I have been here at the Victorville Federal Prison Camp for 90 days and a day. I want everyone who has the opportunity to read my blog to know that…… I MISS MY FAMILY! I miss my sisters!
I miss calling my sister Mooneyes daily and hearing her calm, silent, strong, passionate voice. I miss her telling me what the full moon tells us this month. I miss having her reassurance that everything, in the end, will be okay. Actually, she reminds me of my ability to shine even in darkness and promises me that like the sun, I will rise again and this time brighter than ever. I miss her gentle yet strong spirit and sharing a glass of sake with her as I eat a chunk of meat and she munches on something natural and healthy.
I miss my loud sister Tonya. I miss her calling me 10 to 15 times a day asking me what I am doing. I always quickly responded by saying, “The same thing i was doing five minutes ago, crazy.” I miss her yelling at her kids, grown kids, as she talks to me on the phone. i miss her! I miss her fly-by visits. Her running through the door to say “Hi” and then in the blink of an eye she’s screeching out of the driveway. I miss her! I even miss yelling at her every time she asks me for “spare change.” “What in the hell?” I would say. I miss her.
I miss my chocolate, dimpled sister Beatrice. Like me, she has no fear and will do what she has to do. I miss her! I miss hearing her cheerful voice and loud laugh which can quickly switch to a soft marshmellow side. I miss her. I miss hearing her stories about her adventures in Atlanta, her crazy job, and how the girls are doing. I miss them. i miss telling her to take her butt to school and hering her tell me some story about why she has not done so yet! I miss her!
I miss my baby sister Carita! I miss doing her laundry and cooking for her as she cared for her baby. I miss our laugh sessions and t.v. watching on the big screen. ( I miss that t.v. lol) I miss our discussions about change and moving forward. The possibilities of tomorrow. I miss her.
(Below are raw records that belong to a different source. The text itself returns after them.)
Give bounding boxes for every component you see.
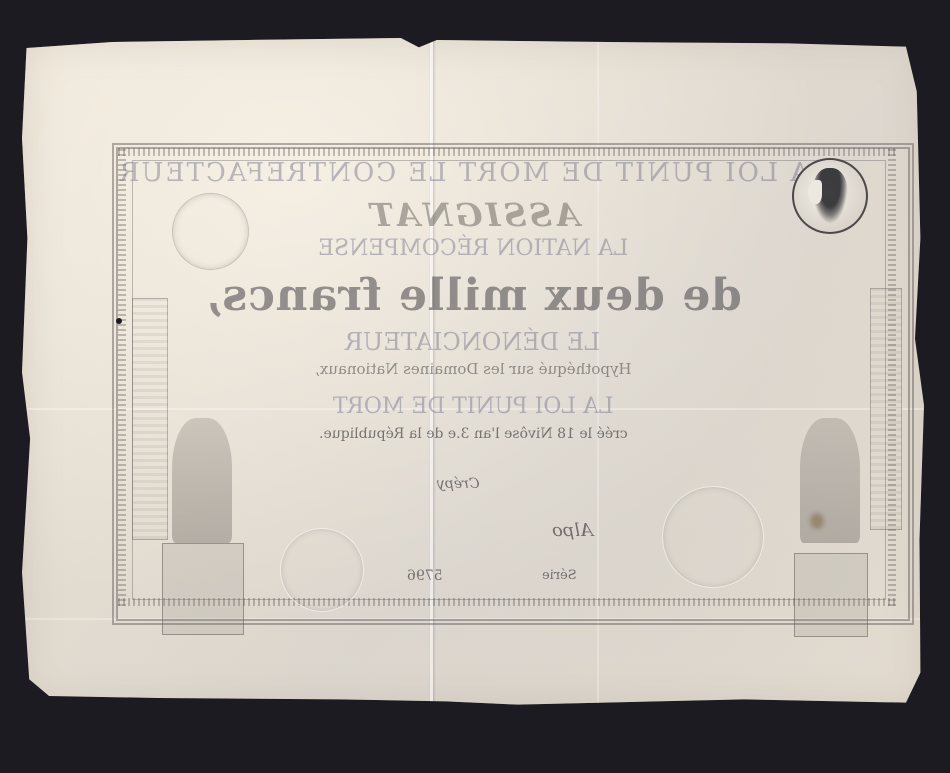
- header-text: LA LOI PUNIT DE MORT LE CONTREFACTEUR: [22, 158, 924, 188]
- denomination-text: de deux mille francs,: [22, 270, 924, 321]
- pedestal-right: [794, 553, 868, 637]
- allegorical-figure-left: [172, 418, 232, 543]
- law-text: LA LOI PUNIT DE MORT: [22, 394, 924, 419]
- portrait-medallion-icon: [792, 158, 868, 234]
- signature-1: Crépy: [437, 476, 480, 492]
- serial-label: Série: [542, 568, 577, 583]
- pedestal-left: [162, 543, 244, 635]
- payable-text: LE DÉNONCIATEUR: [22, 328, 924, 356]
- allegorical-figure-right: [800, 418, 860, 543]
- creation-date-text: créé le 18 Nivôse l'an 3.e de la Républi…: [22, 426, 924, 442]
- title-text: ASSIGNAT: [22, 196, 924, 234]
- assignat-banknote: LA LOI PUNIT DE MORT LE CONTREFACTEUR AS…: [22, 38, 924, 706]
- signature-2: Alpo: [552, 520, 593, 541]
- hypotheque-text: Hypothéqué sur les Domaines Nationaux,: [22, 360, 924, 378]
- decorative-border-top: [118, 148, 896, 156]
- portrait-face: [808, 180, 822, 204]
- foxing-stain: [810, 513, 824, 529]
- serial-number: 5796: [407, 568, 443, 584]
- dry-seal-right: [662, 486, 764, 588]
- dry-seal-left: [280, 528, 364, 612]
- subtitle-text: LA NATION RÉCOMPENSE: [22, 236, 924, 261]
- pinhole: [116, 318, 122, 324]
I miss planning her next move with her, because I know that she will retreat to the safety of her nest. I miss her. I miss talking about the kids and laughing about my crazy nephew Aidan’s, antics, Kaity’s growing up and Jacob’s ability to handle everyone’s personalities without cracking. I miss them and her. I miss holding baby Viv as Carita ran to Wal Mart quickly wishing she would hurry back as Viv, then 2-3 months old, would scream her head off for her mama. I miss her and them.
I miss my niece Unique calling me to find out what’s for dinner…..every day! LoL I miss her wanting to borrow everything, from some chicken to flour, to a skillet to cook it in. I miss her. I miss her running into the door whining and complaining about her mama and having to remind her that she is grown and it is no longer called running away from home for her. it is called ‘growing up’. LoL i miss her.
I miss my niece Kimi. I miss her impromptu visits as well as her planned ones when we would eat, drink, and laugh. I miss her. I miss her old soul conversations and her ability to say, “You are right.” I miss her. I miss baby X coming through the door and immediately stripping down to his undies as he ran to the snack cabinet, which was always read for him. I miss him. I miss Christina’s hugs and smiles. And I miss always, and I mean always, preparing to go beg for my Jaiden. I miss her and I miss them.
I miss my grand-kids, my sons, and all of my other family members, aunt, uncles, and all of my other kids who are now adults and part of my family. I miss physically being a part of their every day lives.
Most of all, I miss my on, Aaron. How does a mother put her absence of 22-28 months in perspective or into words to a 14 year old? All I know is that I miss doing his stinky laundry and fussing about it. I miss hearing him sing in the shower in the morning. I miss he jokes and seeing him make others laugh. I miss him. I miss throwing a mama tantrum when he has not taken the time to do his homework correctly or when he forgot his sports hear for practice. I miss giving him advice about sports and school or his social interaction with kids at school. I miss him!! I miss the physical and emotional gratification I get from being his mom. I love him and I miss it! I miss listening to him talk smack to his cousins and grown siblings. I miss watching him grow up, emotionally and physically. I miss brushing his hair in the morning before school and I deeply, deeply miss tucking him in and rubbing his head at night. I miss him.
I have no more physical tears to give to this process, but I will continue to cry through my words and the blog. No matter how strong my mind is, and how intact my spirit and soul are, I will forever be scarred by this experience. keeping in mind that like my physical scars, they heal and have a story of their own. I am not ashamed of this scar. it is as a part of me as the physical ones are on my body. My hope is that those I love will also move past this period and use it to find their own way.
For my son, I just hope that for the next 19-26 months, he knows in his heart that i, his mom, loves him and that will never change. He also needs to know that if he messes up in school, he will have me to deal with!!!
So, I have no more tears, but I do have a lot of hope and love to share tomorrow and days after that.
I am thankful for my family. I love you all!